Ways to expose your children to cultural diversity
You needn't become a traveling missionary in order to expose children to cultural diversity and differing perspectives. Here are some ideas for simple ways to bring diversity into your everyday life:
1) Watch television programs that depict other cultures, such as those offered by PBS or National Geographic. A great source for these videos is your local library. As you watch, ask children questions about what they think it would be like to be born in that community or how their life might change. Talk about the drawbacks and benefits.
2) Sponsor a child through an organization such as Save the Children. You and your kids will be able to write letters and interact with a child in a completely different part of the globe, sharing experiences and learning about an alternate way of life. It will also teach lessons in empathy and compassion.
3) Throw "culture parties" throughout the year where you pick a day to celebrate a certain culture. Study it, find out what life is like, and throw a party at the end with dress up and festivities.
4) Become knowledgeable about cultural diversity yourself and then use this knowledge in your everyday interactions with kids. This is probably the most profound and practical way to foster divergent thinking. For example, on an occasion when you're sitting down for dinner with your kids, take a moment to talk about how families in Japan sit down on the floor to eat rather than in chairs. When you're serving them snack, take a moment to talk about some of the snacks kids in other cultures find tasty – such as tree grubs or roasted fire ants.
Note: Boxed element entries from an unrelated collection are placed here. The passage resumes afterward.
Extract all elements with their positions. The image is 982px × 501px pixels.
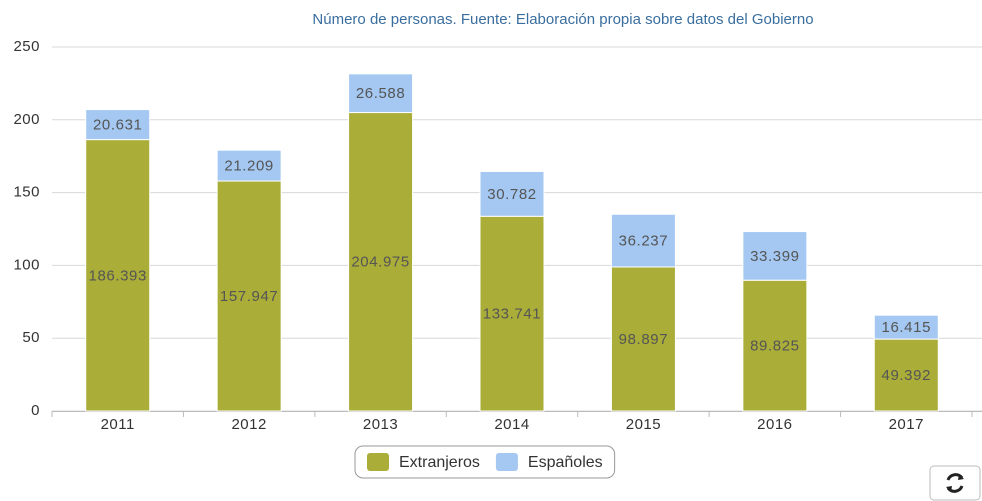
y-tick-label: 50 [22, 329, 40, 346]
y-tick-label: 150 [13, 184, 40, 201]
bar-segment [479, 170, 545, 217]
bar-segment [216, 180, 282, 412]
refresh-button[interactable] [929, 465, 981, 501]
legend-label[interactable]: Españoles [528, 454, 603, 471]
x-tick-label: 2015 [626, 416, 661, 433]
y-tick-label: 0 [31, 402, 40, 419]
y-tick-label: 200 [13, 111, 40, 128]
data-label: 204.975 [351, 254, 409, 271]
data-label: 89.825 [750, 338, 799, 355]
legend-frame [354, 445, 616, 479]
x-tick-label: 2013 [363, 416, 398, 433]
x-tick-label: 2017 [889, 416, 924, 433]
bar-segment [348, 73, 414, 114]
bar-segment [873, 314, 939, 340]
bar-segment [742, 279, 808, 412]
x-tick-label: 2014 [494, 416, 529, 433]
data-label: 49.392 [882, 367, 931, 384]
data-label: 98.897 [619, 331, 668, 348]
y-tick-label: 100 [13, 256, 40, 273]
x-tick-label: 2011 [101, 416, 135, 433]
data-label: 157.947 [220, 288, 278, 305]
data-label: 33.399 [750, 248, 799, 265]
data-label: 133.741 [483, 306, 541, 323]
data-label: 186.393 [89, 267, 147, 284]
x-tick-label: 2016 [757, 416, 792, 433]
refresh-arrows[interactable] [946, 474, 964, 492]
bar-segment [216, 149, 282, 182]
bar-segment [742, 231, 808, 281]
bar-segment [479, 215, 545, 412]
legend-label[interactable]: Extranjeros [399, 454, 480, 471]
data-label: 30.782 [487, 186, 536, 203]
data-label: 20.631 [93, 117, 142, 134]
legend[interactable]: Extranjeros Españoles [354, 445, 616, 479]
legend-swatch [495, 453, 518, 471]
data-label: 16.415 [882, 319, 931, 336]
bar-segment [85, 139, 151, 412]
legend-swatch [367, 453, 389, 471]
data-label: 26.588 [356, 85, 405, 102]
bar-segment [85, 109, 151, 141]
bar-segment [873, 338, 939, 412]
chart-title: Número de personas. Fuente: Elaboración … [312, 11, 813, 28]
bar-segment [610, 213, 676, 268]
x-tick-label: 2012 [231, 416, 266, 433]
data-label: 36.237 [619, 233, 668, 250]
button-frame[interactable] [929, 465, 981, 501]
data-label: 21.209 [224, 158, 273, 175]
y-tick-label: 250 [13, 38, 40, 55]
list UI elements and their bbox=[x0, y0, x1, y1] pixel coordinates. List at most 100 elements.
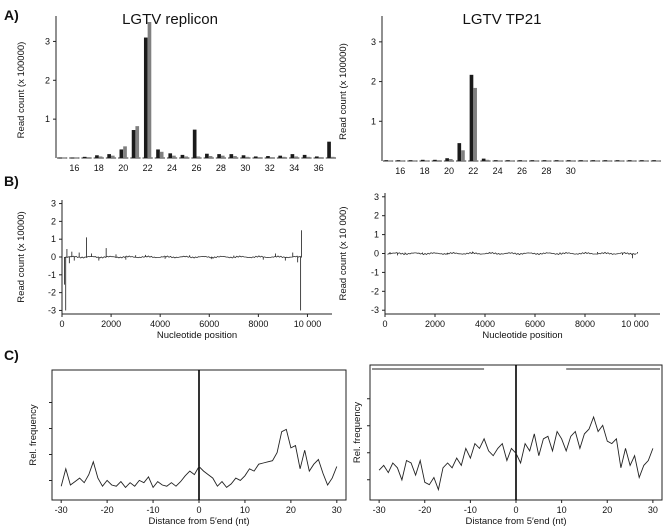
x-axis-label: Distance from 5′end (nt) bbox=[465, 516, 566, 526]
x-axis-label: Nucleotide position bbox=[482, 330, 562, 341]
bar-28-series-2 bbox=[546, 160, 550, 162]
bar-18-series-1 bbox=[95, 155, 99, 158]
bar-21-series-2 bbox=[135, 126, 140, 158]
x-tick-label: 28 bbox=[216, 163, 226, 173]
bar-34-series-1 bbox=[290, 154, 295, 158]
bar-21-series-1 bbox=[131, 130, 136, 158]
bar-31-series-1 bbox=[253, 156, 258, 158]
bar-36-series-2 bbox=[318, 157, 323, 159]
bar-27-series-1 bbox=[205, 153, 209, 158]
bar-35-series-1 bbox=[302, 154, 307, 158]
y-tick-label: 2 bbox=[374, 211, 379, 221]
x-tick-label: 30 bbox=[240, 163, 250, 173]
x-tick-label: 10 bbox=[240, 505, 250, 515]
x-tick-label: 10 000 bbox=[294, 319, 322, 329]
bar-32-series-1 bbox=[591, 160, 596, 162]
bar-33-series-2 bbox=[282, 156, 286, 158]
bar-27-series-2 bbox=[208, 156, 213, 158]
bar-23-series-1 bbox=[481, 158, 486, 161]
x-tick-label: -20 bbox=[418, 505, 431, 515]
frequency-line bbox=[60, 428, 338, 489]
x-tick-label: 22 bbox=[143, 163, 153, 173]
y-tick-label: 2 bbox=[51, 216, 56, 226]
bar-22-series-2 bbox=[147, 22, 152, 158]
bar-25-series-1 bbox=[506, 160, 510, 162]
panel-label-c: C) bbox=[4, 347, 19, 363]
bar-17-series-1 bbox=[408, 160, 413, 162]
bar-19-series-2 bbox=[436, 160, 441, 162]
y-tick-label: 2 bbox=[371, 77, 376, 87]
x-tick-label: 32 bbox=[265, 163, 275, 173]
x-tick-label: 4000 bbox=[475, 319, 495, 329]
bar-24-series-1 bbox=[168, 153, 173, 158]
y-tick-label: -1 bbox=[371, 267, 379, 277]
bar-31-series-2 bbox=[257, 157, 262, 159]
x-tick-label: 34 bbox=[289, 163, 299, 173]
x-tick-label: 2000 bbox=[425, 319, 445, 329]
bar-33-series-1 bbox=[278, 155, 283, 158]
bar-18-series-2 bbox=[424, 160, 429, 162]
x-tick-label: 6000 bbox=[199, 319, 219, 329]
bar-32-series-2 bbox=[595, 160, 599, 162]
x-tick-label: -30 bbox=[55, 505, 68, 515]
chart-title: LGTV TP21 bbox=[463, 11, 542, 28]
x-tick-label: 0 bbox=[59, 319, 64, 329]
chart-c-right-frequency: Rel. frequency -30 -20 -10 0 10 20 30 Distance f… bbox=[352, 364, 663, 526]
bar-15-series-1 bbox=[58, 157, 63, 159]
x-tick-label: 28 bbox=[541, 166, 551, 176]
x-tick-label: 20 bbox=[602, 505, 612, 515]
bar-29-series-1 bbox=[229, 154, 234, 158]
bar-22-series-2 bbox=[473, 87, 477, 161]
x-tick-label: 18 bbox=[420, 166, 430, 176]
bar-34-series-2 bbox=[619, 160, 624, 162]
x-tick-label: 20 bbox=[118, 163, 128, 173]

Not only does this teach them about cultural diversity and different ways of living, but you'll probably find it opens the door for many other valuable conversations. For example, an antidote about how kids in other cultures walk around naked except when it's cold outside might lead to a talk about how being embarrassed when it comes to nudity is something we learn, and why it's important to be proud of our bodies and not ashamed of who we are. Or you might find that a talk about how other cultures do things could result in a discussion about why we feel the different things we feel.
If you can become the parent who brings antidotes and stories such as this into your everyday life, the social and emotional intelligence of your children will grow by leaps and bounds. It's one of the most profound psychological gifts you can give your children, and they'll be better, stronger people because of it.